Question

A 20kg block moves with a constant speed of $10m{{s}^{-1}}$ on a smooth horizontal surface. What is the work done on the box?
a) 196J
b) 1960J
c) 980J
d) zero

Answer 1

Hint: It is given in the question that the block moves on a frictionless surface with constant speed. The work done on an object can basically be defined as the increase in its kinetic energy or the action of the force results in the displacement of the body. Hence we will first verify whether the above mentioned conditions are satisfied and accordingly draw the conclusion and select the correct alternatives provided.

Formula used:
$K.E=\dfrac{1}{2}m{{v}^{2}}\text{Joule}$
\[Work\text{ }done=F.d\text{ Joule}\]

Complete step-by-step answer:
Let us say that the mass of the block m=20kg and the speed of be $v=10m{{s}^{-1}}$. Therefore the kinetic energy of the block is given by,
$\begin{align}
  & K.E=\dfrac{1}{2}m{{v}^{2}}\text{J} \\
 & \Rightarrow K.E=\dfrac{1}{2}\times 20\times {{(10)}^{2}} \\
 & \Rightarrow K.E=\dfrac{1}{2}\times 20\times {{(10)}^{2}}=1000J \\
\end{align}$
It is further given to us the block is moving on a frictionless surface with constant velocity.

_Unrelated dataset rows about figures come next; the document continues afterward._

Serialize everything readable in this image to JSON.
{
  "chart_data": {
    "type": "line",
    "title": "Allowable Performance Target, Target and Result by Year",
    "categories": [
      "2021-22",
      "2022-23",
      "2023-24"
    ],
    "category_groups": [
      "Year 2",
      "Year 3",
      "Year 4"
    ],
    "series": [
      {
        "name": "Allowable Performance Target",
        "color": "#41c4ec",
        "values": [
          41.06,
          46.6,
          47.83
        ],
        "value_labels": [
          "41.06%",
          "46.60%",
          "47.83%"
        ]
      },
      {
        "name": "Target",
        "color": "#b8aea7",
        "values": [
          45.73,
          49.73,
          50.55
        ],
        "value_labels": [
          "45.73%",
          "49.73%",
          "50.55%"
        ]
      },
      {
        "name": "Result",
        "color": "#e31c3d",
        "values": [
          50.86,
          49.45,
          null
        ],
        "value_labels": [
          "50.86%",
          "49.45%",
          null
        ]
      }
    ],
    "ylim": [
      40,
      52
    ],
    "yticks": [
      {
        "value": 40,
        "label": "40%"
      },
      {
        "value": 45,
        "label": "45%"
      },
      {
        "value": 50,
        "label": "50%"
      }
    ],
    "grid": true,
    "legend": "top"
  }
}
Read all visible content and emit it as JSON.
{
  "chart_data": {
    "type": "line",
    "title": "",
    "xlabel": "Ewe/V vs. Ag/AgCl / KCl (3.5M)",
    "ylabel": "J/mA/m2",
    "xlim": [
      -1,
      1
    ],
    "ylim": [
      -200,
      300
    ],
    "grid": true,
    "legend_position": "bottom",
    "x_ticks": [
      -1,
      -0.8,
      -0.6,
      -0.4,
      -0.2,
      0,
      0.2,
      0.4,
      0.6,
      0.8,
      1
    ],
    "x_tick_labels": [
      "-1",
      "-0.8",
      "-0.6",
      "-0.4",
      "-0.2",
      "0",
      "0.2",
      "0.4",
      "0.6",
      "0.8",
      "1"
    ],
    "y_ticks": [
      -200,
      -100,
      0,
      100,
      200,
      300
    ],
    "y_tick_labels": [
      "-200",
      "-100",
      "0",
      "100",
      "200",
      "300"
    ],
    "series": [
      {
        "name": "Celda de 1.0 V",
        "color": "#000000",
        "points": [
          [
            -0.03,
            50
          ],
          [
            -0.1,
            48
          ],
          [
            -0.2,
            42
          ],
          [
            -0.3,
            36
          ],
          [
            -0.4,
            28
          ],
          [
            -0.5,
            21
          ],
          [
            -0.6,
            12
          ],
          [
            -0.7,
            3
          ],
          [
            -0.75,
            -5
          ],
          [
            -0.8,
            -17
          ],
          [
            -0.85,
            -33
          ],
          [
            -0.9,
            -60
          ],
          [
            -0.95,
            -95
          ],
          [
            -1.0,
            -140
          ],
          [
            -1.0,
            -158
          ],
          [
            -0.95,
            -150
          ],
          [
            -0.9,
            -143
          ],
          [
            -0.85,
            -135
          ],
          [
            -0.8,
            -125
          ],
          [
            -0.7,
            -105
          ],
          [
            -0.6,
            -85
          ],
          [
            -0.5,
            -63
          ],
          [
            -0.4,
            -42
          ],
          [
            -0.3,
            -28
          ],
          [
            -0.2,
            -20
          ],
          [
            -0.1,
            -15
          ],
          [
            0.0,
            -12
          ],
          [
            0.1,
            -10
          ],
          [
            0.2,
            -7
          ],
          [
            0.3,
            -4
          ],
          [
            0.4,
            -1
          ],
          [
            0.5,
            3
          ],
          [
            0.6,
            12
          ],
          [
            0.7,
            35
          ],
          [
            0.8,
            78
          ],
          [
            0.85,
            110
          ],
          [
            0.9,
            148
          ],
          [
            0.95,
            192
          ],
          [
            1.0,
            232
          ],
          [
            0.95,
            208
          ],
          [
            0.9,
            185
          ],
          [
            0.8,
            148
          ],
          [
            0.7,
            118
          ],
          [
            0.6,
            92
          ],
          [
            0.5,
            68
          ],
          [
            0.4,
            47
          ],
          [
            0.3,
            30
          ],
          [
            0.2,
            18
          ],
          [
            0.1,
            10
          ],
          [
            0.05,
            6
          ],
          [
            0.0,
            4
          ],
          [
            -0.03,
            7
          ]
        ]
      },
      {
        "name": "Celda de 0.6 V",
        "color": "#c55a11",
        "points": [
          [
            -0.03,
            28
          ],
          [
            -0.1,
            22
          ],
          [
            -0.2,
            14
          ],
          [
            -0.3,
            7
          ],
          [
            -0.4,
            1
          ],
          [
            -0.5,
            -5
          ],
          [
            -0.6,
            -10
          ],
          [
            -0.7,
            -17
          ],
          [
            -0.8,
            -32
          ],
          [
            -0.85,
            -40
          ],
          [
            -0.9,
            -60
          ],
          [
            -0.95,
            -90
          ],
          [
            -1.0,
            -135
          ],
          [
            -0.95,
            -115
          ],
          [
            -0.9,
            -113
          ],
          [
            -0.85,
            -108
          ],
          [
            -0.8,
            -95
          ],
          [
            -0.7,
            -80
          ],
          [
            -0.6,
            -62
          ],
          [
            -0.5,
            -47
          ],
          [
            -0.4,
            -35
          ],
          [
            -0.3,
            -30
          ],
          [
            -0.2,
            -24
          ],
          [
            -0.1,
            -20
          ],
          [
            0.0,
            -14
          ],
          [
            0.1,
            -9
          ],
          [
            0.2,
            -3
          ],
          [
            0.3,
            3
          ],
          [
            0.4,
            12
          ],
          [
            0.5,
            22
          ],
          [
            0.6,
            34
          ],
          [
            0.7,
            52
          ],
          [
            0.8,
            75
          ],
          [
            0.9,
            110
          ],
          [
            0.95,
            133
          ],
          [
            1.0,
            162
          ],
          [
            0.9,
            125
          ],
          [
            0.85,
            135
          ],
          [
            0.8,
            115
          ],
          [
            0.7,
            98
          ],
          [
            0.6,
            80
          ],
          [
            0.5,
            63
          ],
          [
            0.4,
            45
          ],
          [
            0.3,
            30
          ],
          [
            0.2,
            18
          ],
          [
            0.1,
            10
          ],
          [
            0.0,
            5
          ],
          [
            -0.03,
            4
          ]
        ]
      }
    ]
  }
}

Since the velocity ‘v’ is constant we can conclude that the change in kinetic energy is zero. Since change in kinetic energy is equal to work done on the box, we can imply that the work done on the box is zero
Hence the correct answer of the above question is option d.

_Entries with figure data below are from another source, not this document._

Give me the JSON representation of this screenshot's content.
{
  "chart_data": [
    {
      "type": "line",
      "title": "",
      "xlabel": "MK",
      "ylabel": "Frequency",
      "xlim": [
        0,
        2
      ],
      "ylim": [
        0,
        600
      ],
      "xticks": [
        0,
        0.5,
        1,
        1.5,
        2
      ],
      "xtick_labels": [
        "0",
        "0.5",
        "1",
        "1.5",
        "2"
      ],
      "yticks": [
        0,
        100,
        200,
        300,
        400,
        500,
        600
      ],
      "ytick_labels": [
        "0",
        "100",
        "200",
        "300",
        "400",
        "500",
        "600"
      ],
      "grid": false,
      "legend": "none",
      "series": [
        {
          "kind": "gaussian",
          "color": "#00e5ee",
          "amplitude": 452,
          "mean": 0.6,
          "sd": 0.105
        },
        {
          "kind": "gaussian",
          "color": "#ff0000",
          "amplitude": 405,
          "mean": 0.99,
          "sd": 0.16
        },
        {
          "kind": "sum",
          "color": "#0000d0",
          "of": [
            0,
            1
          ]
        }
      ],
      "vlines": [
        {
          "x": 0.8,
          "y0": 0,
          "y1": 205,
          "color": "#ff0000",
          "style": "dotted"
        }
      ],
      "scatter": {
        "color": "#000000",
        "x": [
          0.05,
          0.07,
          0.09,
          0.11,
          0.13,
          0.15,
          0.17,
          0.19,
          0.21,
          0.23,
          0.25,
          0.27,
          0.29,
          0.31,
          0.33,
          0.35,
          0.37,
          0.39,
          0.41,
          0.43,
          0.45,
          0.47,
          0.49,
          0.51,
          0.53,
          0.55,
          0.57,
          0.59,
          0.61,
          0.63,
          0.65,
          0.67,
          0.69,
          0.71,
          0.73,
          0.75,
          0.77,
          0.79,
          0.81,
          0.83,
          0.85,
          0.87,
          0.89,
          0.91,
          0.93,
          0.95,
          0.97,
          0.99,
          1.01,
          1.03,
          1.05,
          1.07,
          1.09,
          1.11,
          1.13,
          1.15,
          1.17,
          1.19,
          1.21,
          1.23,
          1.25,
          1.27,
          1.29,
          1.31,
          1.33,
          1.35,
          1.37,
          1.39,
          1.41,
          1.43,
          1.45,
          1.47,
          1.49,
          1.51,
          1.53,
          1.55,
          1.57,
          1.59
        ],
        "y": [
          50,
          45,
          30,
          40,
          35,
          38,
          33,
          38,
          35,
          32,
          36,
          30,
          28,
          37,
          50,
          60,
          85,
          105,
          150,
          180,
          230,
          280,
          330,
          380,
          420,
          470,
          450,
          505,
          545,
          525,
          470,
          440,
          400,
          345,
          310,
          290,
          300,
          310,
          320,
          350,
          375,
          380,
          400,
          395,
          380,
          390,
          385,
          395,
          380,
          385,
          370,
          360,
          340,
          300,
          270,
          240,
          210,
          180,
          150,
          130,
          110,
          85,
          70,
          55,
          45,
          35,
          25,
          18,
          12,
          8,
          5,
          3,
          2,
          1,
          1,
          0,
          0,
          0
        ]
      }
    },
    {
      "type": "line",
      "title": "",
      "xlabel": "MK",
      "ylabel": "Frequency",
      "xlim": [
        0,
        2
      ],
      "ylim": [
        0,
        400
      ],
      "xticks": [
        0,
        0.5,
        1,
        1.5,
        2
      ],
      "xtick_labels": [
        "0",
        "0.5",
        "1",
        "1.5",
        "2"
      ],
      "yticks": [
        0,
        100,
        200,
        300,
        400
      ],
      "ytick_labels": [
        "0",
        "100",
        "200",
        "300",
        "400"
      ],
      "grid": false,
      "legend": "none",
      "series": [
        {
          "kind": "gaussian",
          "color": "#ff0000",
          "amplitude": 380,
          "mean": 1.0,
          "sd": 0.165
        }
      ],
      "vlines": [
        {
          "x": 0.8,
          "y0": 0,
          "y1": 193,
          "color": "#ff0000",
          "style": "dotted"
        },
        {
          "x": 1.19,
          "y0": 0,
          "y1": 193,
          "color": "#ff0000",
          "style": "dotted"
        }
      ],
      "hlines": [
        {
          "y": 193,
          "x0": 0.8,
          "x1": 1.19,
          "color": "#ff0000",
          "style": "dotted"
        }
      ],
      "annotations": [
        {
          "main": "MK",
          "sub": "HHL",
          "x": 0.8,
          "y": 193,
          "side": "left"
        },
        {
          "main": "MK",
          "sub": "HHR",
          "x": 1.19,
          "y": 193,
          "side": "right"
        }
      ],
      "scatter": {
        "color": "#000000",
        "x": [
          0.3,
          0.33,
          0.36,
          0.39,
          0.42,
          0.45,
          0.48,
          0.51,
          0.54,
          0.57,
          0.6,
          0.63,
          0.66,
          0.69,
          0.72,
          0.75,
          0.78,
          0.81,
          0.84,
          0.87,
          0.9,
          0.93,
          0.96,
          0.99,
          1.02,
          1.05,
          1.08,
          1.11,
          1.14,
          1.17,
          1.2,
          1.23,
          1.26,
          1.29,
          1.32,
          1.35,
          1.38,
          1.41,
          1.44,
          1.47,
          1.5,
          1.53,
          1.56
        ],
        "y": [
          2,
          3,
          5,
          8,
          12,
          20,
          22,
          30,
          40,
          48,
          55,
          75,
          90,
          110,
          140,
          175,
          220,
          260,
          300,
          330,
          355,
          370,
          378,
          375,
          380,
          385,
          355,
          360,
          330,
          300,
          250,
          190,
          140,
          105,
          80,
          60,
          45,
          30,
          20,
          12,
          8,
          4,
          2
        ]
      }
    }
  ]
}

So, the correct answer is “Option d”.

Note: Work done on a body is also defined as the product of the action of force(F) on the body with the displacement of the body (d) along the direction of the force. Mathematically this can be represented as \[Work\text{ }done=F.d\text{ J}\] . Force on the body is defined as the product of mass times the acceleration. Acceleration is nothing but the rate of change of velocity with time. Since the velocity of the box is constant i.e. it does not change with time we can conclude that force on the body is zero. And therefore from the above expression of work done we can conclude that the work done on the box is zero.